El 22 de setiembre llegó a Tapia y el 23 acampó en Los Nogales. Eran más de 3.500 hombres veteranos, bien armados y con cañones. Los patriotas eran alrededor de 1.700, entre los cuales había poco más de 400 veteranos. La mayoría contaba, como ya establecimos, con armamento precario: conformaban apenas una entusiasta, aunque claramente inexperta milicia.
Desproporción
Un simple ejercicio mental nos puede llevar a imaginar los momentos previos a la batalla. Por un lado, el ejército realista era compuesto por soldados, en su mayoría profesionales, quienes contaban con el armamento más moderno de la época. Además, cada cuerpo estaba correctamente uniformado, con sus estandartes identificatorios y preparados para la guerra. La caballería cochabambina constituía una suerte de elite a la que le precedía una ganada fama bravía, en combates anteriores.
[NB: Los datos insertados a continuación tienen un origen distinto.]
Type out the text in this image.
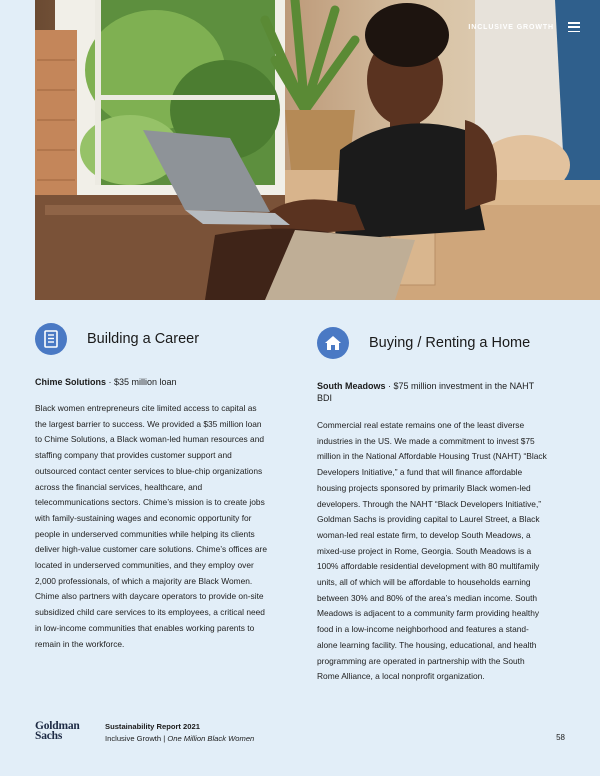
INCLUSIVE GROWTH
Building a Career
Chime Solutions · $35 million loan
Black women entrepreneurs cite limited access to capital as the largest barrier to success. We provided a $35 million loan to Chime Solutions, a Black woman-led human resources and staffing company that provides customer support and outsourced contact center services to blue-chip organizations across the financial services, healthcare, and telecommunications sectors. Chime’s mission is to create jobs with family-sustaining wages and economic opportunity for people in underserved communities while helping its clients deliver high-value customer care solutions. Chime’s offices are located in underserved communities, and they employ over 2,000 professionals, of which a majority are Black Women. Chime also partners with daycare operators to provide on-site subsidized child care services to its employees, a critical need in low-income communities that enables working parents to remain in the workforce.
Buying / Renting a Home
South Meadows · $75 million investment in the NAHT BDI
Commercial real estate remains one of the least diverse industries in the US. We made a commitment to invest $75 million in the National Affordable Housing Trust (NAHT) “Black Developers Initiative,” a fund that will finance affordable housing projects sponsored by primarily Black women-led developers. Through the NAHT “Black Developers Initiative,” Goldman Sachs is providing capital to Laurel Street, a Black woman-led real estate firm, to develop South Meadows, a mixed-use project in Rome, Georgia. South Meadows is a 100% affordable residential development with 80 multifamily units, all of which will be affordable to households earning between 30% and 80% of the area’s median income. South Meadows is adjacent to a community farm providing healthy food in a low-income neighborhood and features a stand-alone learning facility. The housing, educational, and health programming are operated in partnership with the South Rome Alliance, a local nonprofit organization.
Goldman
Sachs
Sustainability Report 2021
Inclusive Growth | One Million Black Women	58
Por el lado criollo, la tropa (en su mayoría) estaba compuesta por una milicia armada en 10 días por Bernabé Aráoz y su familia. Una parte significativa eran peones de sus estancias y si bien nuestros gauchos tenían fama de bravos, nunca antes habían participado de una batalla campal. Su armamento era lamentable: en la punta de unas largas cañas tacuaras, fijaban algún elemento filoso. Todo valía, desde las mitades de las tijeras para tusar las crines de los caballos hasta puñales o faconcitos. Boleadoras, pequeños sables y hasta los lazos les sirvieron como armas. Su prácticamente nula instrucción era además una gran desventaja, ya que éste tipo de tropas tienden a desbandarse ante cualquier desconcierto, al no conocer de estrategias ni saber escuchar u obedecer las voces de mando. Ni siquiera tenían banderas distintivas, ya que el Triunvirato le había ordena do a Belgrano no enarbolar la bandera de su creación. Queda entonces establecido que en número, prácticamente los triplicaban, en instrucción y armamentos, eran fuerzas de enorme disparidad. Una batalla imposible de ganar para los patriotas.
Belgrano sabía perfectamente esas debilidades, pero también que los valientes no iban a ser presa fácil, ya que conocían cada recoveco del monte circundante a la ciudad desde donde, ante un revés militar, se podía ejercer una eficaz tarea de guerrilla. Se aproximaban horas decisivas para la Revolución.